Светлый фон

Владимирский полк в это время находился опять на 3-м бастионе.

С 24 августа, бомбардирование сделалось особенно сильно: неприятельский огонь был направляем преимущественно в амбразуры.

27 августа все стихло. Изредка раздавались выстрелы очередных орудий, – как вдруг в полдень, неприятельские войска, точно выросшие из земли, совершенно неожиданно устремились на приступ.

Засыпанные рвы не представляли больших препятствий неприятелю, – он вскочил на 2-й бастион, но был оттуда выбит. К довершению, наши пароходы от устья Килен-балки, открыли по нем огонь.

На Малахов курган ринулась главная масса неприятеля, преимущественно французы; сделано несколько последних с него выстрелов, и вслед за тем на батарее Панфилова водрузилось неприятельское знамя.
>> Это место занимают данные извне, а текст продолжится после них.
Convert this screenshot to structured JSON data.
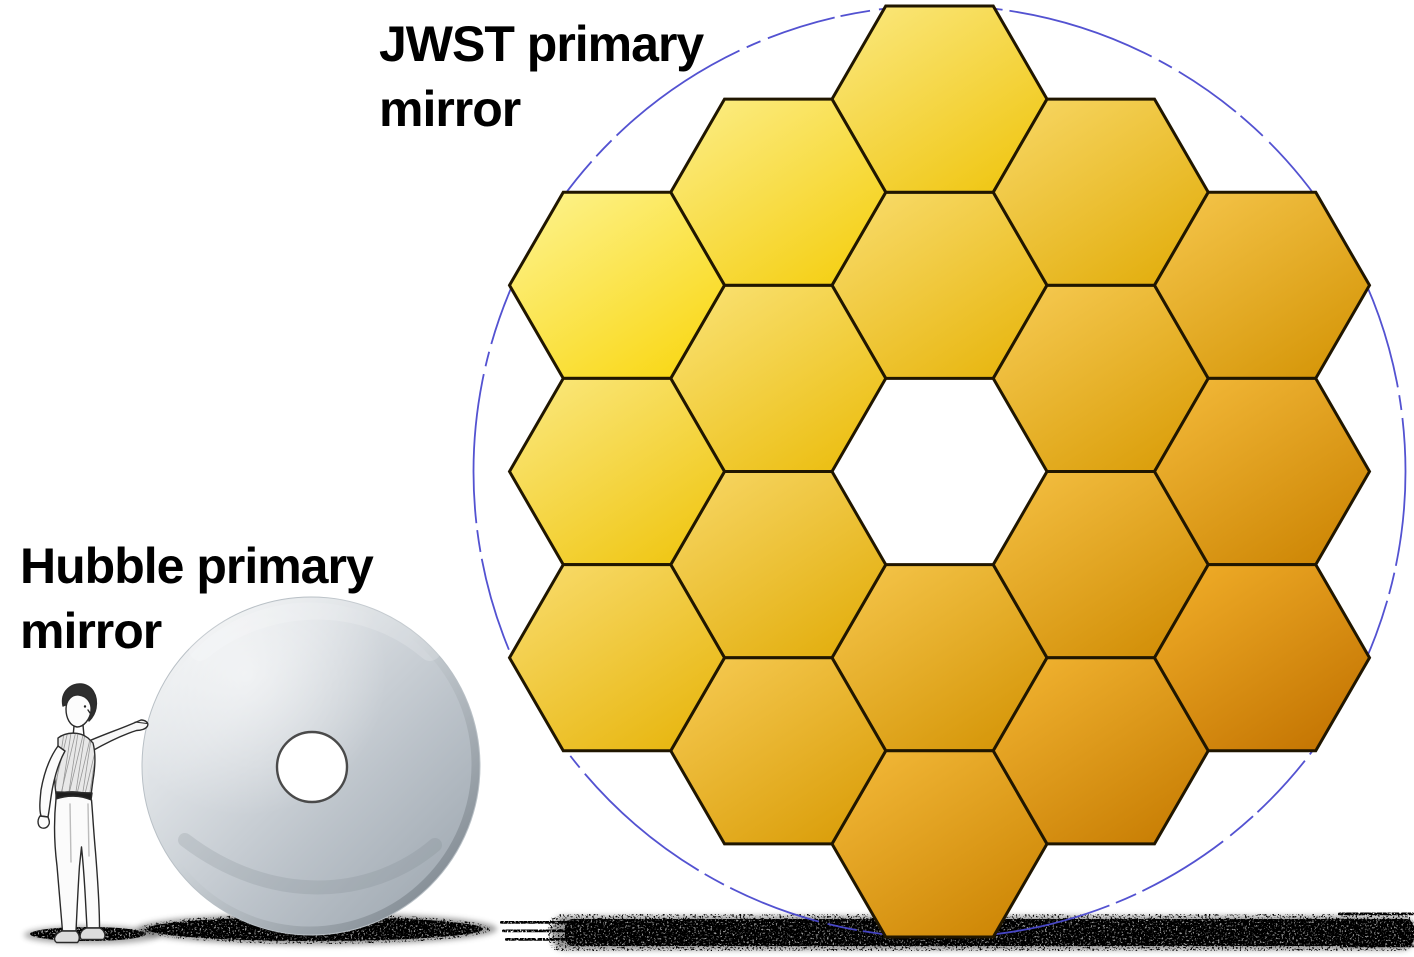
{
  "labels": {
    "jwst_line1": "JWST primary",
    "jwst_line2": "mirror",
    "hubble_line1": "Hubble primary",
    "hubble_line2": "mirror"
  },
  "jwst": {
    "segments_total": 18,
    "inner_ring_segments": 6,
    "outer_ring_segments": 12,
    "center_open": true,
    "segment_light_a": "#FEFC9E",
    "segment_light_b": "#F1A81E",
    "segment_dark_a": "#FFE31C",
    "segment_dark_b": "#BF6B00",
    "segment_border_color": "#201600",
    "outline_circle_color": "#4A49CF",
    "outline_circle_style": "dash-dot"
  },
  "hubble": {
    "disk_light": "#F3F5F6",
    "disk_mid": "#BCC3CA",
    "disk_dark": "#99A3AC",
    "rim_dark": "#6F7982",
    "hole_fill": "#FFFFFF",
    "hole_border": "#4A4A4A"
  },
  "shadows": {
    "speckle_color": "#0A0A0A",
    "haze_color": "#3A3A3A"
  }
}
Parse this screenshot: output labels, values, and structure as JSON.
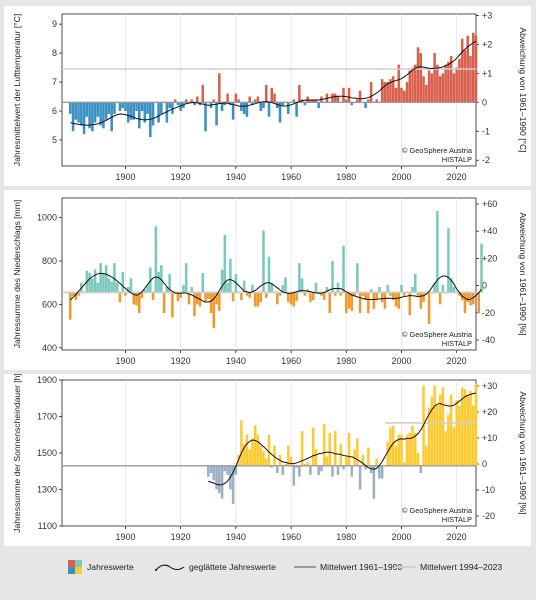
{
  "credit": [
    "© GeoSphere Austria",
    "HISTALP"
  ],
  "legend": {
    "annual": "Jahreswerte",
    "smoothed": "geglättete Jahreswerte",
    "mean_ref": "Mittelwert 1961–1990",
    "mean_recent": "Mittelwert 1994–2023"
  },
  "colors": {
    "temp_pos": "#d9604c",
    "temp_neg": "#3a8fc4",
    "prec_pos": "#79c9bd",
    "prec_neg": "#f09a2c",
    "sun_pos": "#fccb32",
    "sun_neg": "#9ab1c4",
    "smooth": "#111111",
    "mean_ref": "#9a9a9a",
    "mean_recent": "#cfcfcf"
  },
  "chart_data": [
    {
      "type": "bar",
      "ylabel": "Jahresmittelwert der Lufttemperatur [°C]",
      "y2label": "Abweichung von 1961–1990 [°C]",
      "xticks": [
        "1900",
        "1920",
        "1940",
        "1960",
        "1980",
        "2000",
        "2020"
      ],
      "yticks": [
        "5",
        "6",
        "7",
        "8",
        "9"
      ],
      "y2ticks": [
        "-2",
        "-1",
        "0",
        "+1",
        "+2",
        "+3"
      ],
      "xlim": [
        1877,
        2027
      ],
      "ylim": [
        4.1,
        9.35
      ],
      "baseline": 6.3,
      "mean_ref": 6.3,
      "mean_recent": 7.45,
      "recent_start": 1994,
      "start_year": 1880,
      "values": [
        5.9,
        5.3,
        5.7,
        5.6,
        5.5,
        5.2,
        5.8,
        5.4,
        5.3,
        5.6,
        5.8,
        5.5,
        5.4,
        5.7,
        5.9,
        5.3,
        5.9,
        6.3,
        6.0,
        6.1,
        6.0,
        5.6,
        5.7,
        5.7,
        6.0,
        5.4,
        6.0,
        5.6,
        5.9,
        5.1,
        5.5,
        6.3,
        5.6,
        5.9,
        6.3,
        5.6,
        6.1,
        5.9,
        6.4,
        6.2,
        6.0,
        6.1,
        6.4,
        6.3,
        6.4,
        6.2,
        6.5,
        6.2,
        6.9,
        5.3,
        6.3,
        6.1,
        6.4,
        5.5,
        7.3,
        6.0,
        6.2,
        6.6,
        6.2,
        5.7,
        6.6,
        6.4,
        6.0,
        5.9,
        5.8,
        6.5,
        6.2,
        6.4,
        6.5,
        6.0,
        6.1,
        6.9,
        5.8,
        6.8,
        6.6,
        6.1,
        5.6,
        6.2,
        6.3,
        5.9,
        6.3,
        6.4,
        5.8,
        6.9,
        6.4,
        6.2,
        6.5,
        6.4,
        6.4,
        6.4,
        6.1,
        6.5,
        6.3,
        6.6,
        6.3,
        6.6,
        6.6,
        6.5,
        6.3,
        6.8,
        6.4,
        6.8,
        6.2,
        6.3,
        6.4,
        6.7,
        6.3,
        6.1,
        6.4,
        7.0,
        6.3,
        6.4,
        6.3,
        7.1,
        7.0,
        7.0,
        7.1,
        7.2,
        6.8,
        7.6,
        6.8,
        6.7,
        7.0,
        7.4,
        7.5,
        7.6,
        8.2,
        8.0,
        7.2,
        6.9,
        7.4,
        7.3,
        8.0,
        7.6,
        7.2,
        7.3,
        7.6,
        7.7,
        7.9,
        7.3,
        7.5,
        7.8,
        8.5,
        8.1,
        8.6,
        7.9,
        8.7,
        8.6
      ],
      "smoothed_note": "line through smoothed series"
    },
    {
      "type": "bar",
      "ylabel": "Jahressumme des Niederschlags [mm]",
      "y2label": "Abweichung von 1961–1990 [%]",
      "xticks": [
        "1900",
        "1920",
        "1940",
        "1960",
        "1980",
        "2000",
        "2020"
      ],
      "yticks": [
        "400",
        "600",
        "800",
        "1000"
      ],
      "y2ticks": [
        "-40",
        "-20",
        "0",
        "+20",
        "+40",
        "+60"
      ],
      "xlim": [
        1877,
        2027
      ],
      "ylim": [
        390,
        1090
      ],
      "baseline": 655,
      "mean_ref": 655,
      "mean_recent": 655,
      "recent_start": 1994,
      "start_year": 1880,
      "values": [
        530,
        640,
        620,
        640,
        700,
        655,
        755,
        745,
        720,
        760,
        700,
        790,
        740,
        780,
        720,
        705,
        790,
        700,
        610,
        750,
        640,
        680,
        720,
        600,
        595,
        560,
        630,
        670,
        690,
        770,
        620,
        960,
        750,
        780,
        560,
        680,
        740,
        540,
        650,
        615,
        630,
        690,
        790,
        600,
        680,
        545,
        600,
        590,
        745,
        610,
        625,
        560,
        490,
        600,
        570,
        760,
        920,
        700,
        810,
        615,
        740,
        660,
        620,
        710,
        640,
        630,
        690,
        590,
        590,
        610,
        940,
        630,
        820,
        700,
        660,
        600,
        640,
        690,
        725,
        610,
        600,
        590,
        615,
        790,
        720,
        640,
        670,
        610,
        620,
        700,
        660,
        640,
        620,
        680,
        560,
        800,
        640,
        700,
        640,
        870,
        560,
        580,
        570,
        640,
        790,
        560,
        640,
        620,
        560,
        670,
        580,
        620,
        680,
        610,
        580,
        690,
        640,
        620,
        590,
        580,
        690,
        640,
        660,
        550,
        680,
        740,
        640,
        580,
        610,
        650,
        510,
        650,
        700,
        1030,
        600,
        690,
        650,
        950,
        720,
        680,
        660,
        640,
        620,
        560,
        610,
        595,
        600,
        660,
        560,
        880
      ],
      "smoothed_note": "line through smoothed series"
    },
    {
      "type": "bar",
      "ylabel": "Jahressumme der Sonnenscheindauer [h]",
      "y2label": "Abweichung von 1961–1990 [%]",
      "xticks": [
        "1900",
        "1920",
        "1940",
        "1960",
        "1980",
        "2000",
        "2020"
      ],
      "yticks": [
        "1100",
        "1300",
        "1500",
        "1700",
        "1900"
      ],
      "y2ticks": [
        "-20",
        "-10",
        "0",
        "+10",
        "+20",
        "+30"
      ],
      "xlim": [
        1877,
        2027
      ],
      "ylim": [
        1100,
        1900
      ],
      "baseline": 1430,
      "mean_ref": 1430,
      "mean_recent": 1665,
      "recent_start": 1994,
      "start_year": 1930,
      "values": [
        1370,
        1390,
        1350,
        1300,
        1280,
        1250,
        1400,
        1380,
        1300,
        1220,
        1380,
        1490,
        1680,
        1550,
        1600,
        1520,
        1580,
        1650,
        1600,
        1540,
        1510,
        1470,
        1600,
        1420,
        1540,
        1390,
        1490,
        1380,
        1440,
        1540,
        1480,
        1320,
        1420,
        1370,
        1620,
        1440,
        1450,
        1380,
        1640,
        1520,
        1380,
        1400,
        1660,
        1480,
        1610,
        1370,
        1620,
        1380,
        1550,
        1410,
        1480,
        1610,
        1370,
        1520,
        1580,
        1300,
        1490,
        1410,
        1530,
        1390,
        1250,
        1470,
        1360,
        1360,
        1430,
        1560,
        1640,
        1650,
        1540,
        1600,
        1600,
        1450,
        1600,
        1610,
        1650,
        1610,
        1500,
        1390,
        1870,
        1540,
        1750,
        1810,
        1870,
        1760,
        1820,
        1860,
        1620,
        1710,
        1820,
        1640,
        1790,
        1760,
        1860,
        1850,
        1820,
        1840,
        1760,
        1880
      ],
      "smoothed_note": "line through smoothed series"
    }
  ]
}
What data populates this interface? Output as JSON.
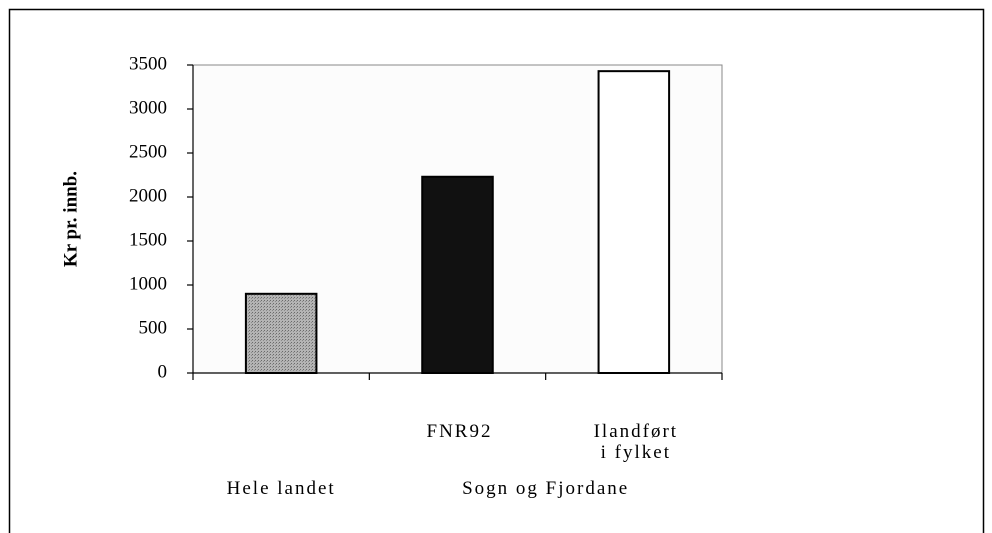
{
  "chart_data": {
    "type": "bar",
    "y_label": "Kr pr. innb.",
    "categories": [
      "Hele landet",
      "FNR92",
      "Ilandført\ni fylket"
    ],
    "group_label": "Sogn og Fjordane",
    "values": [
      900,
      2230,
      3430
    ],
    "colors": [
      "#a8a8a8",
      "#111111",
      "#ffffff"
    ],
    "ylim": [
      0,
      3500
    ],
    "yticks": [
      0,
      500,
      1000,
      1500,
      2000,
      2500,
      3000,
      3500
    ],
    "grid": false
  }
}
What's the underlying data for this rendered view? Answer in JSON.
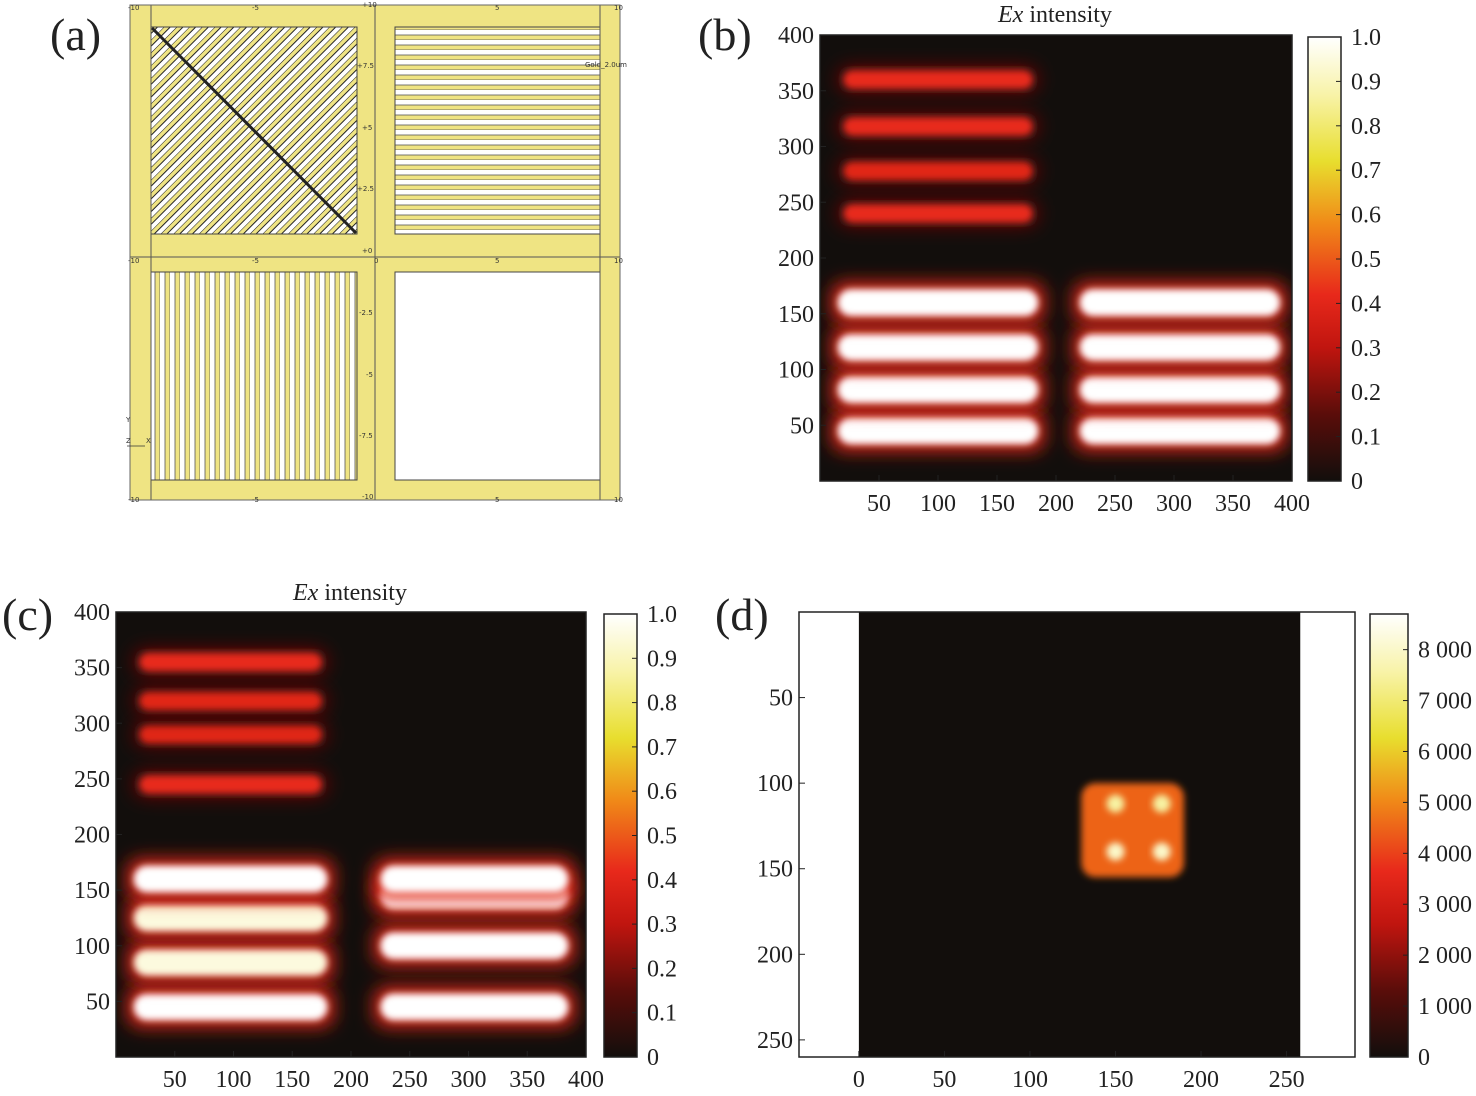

Генерал Хрулев бросился отбивать, но его ранили.

В то время, 3-й бастион атаковали англичане. Сначала они имели успех и стали было вытеснять нас.

Нападение было произведено так неожиданно, с такой дерзостью, что наши войска растерялись, не знали, что делать, и солдаты отступали за траверзы.

Начальник 3-го бастиона контр-адмирал Перелешин, увидев отступающих солдат, закричал, чтобы они шли вперед, но солдаты были поражены до того, что, не обращая внимания на приказание, продолжали отступление.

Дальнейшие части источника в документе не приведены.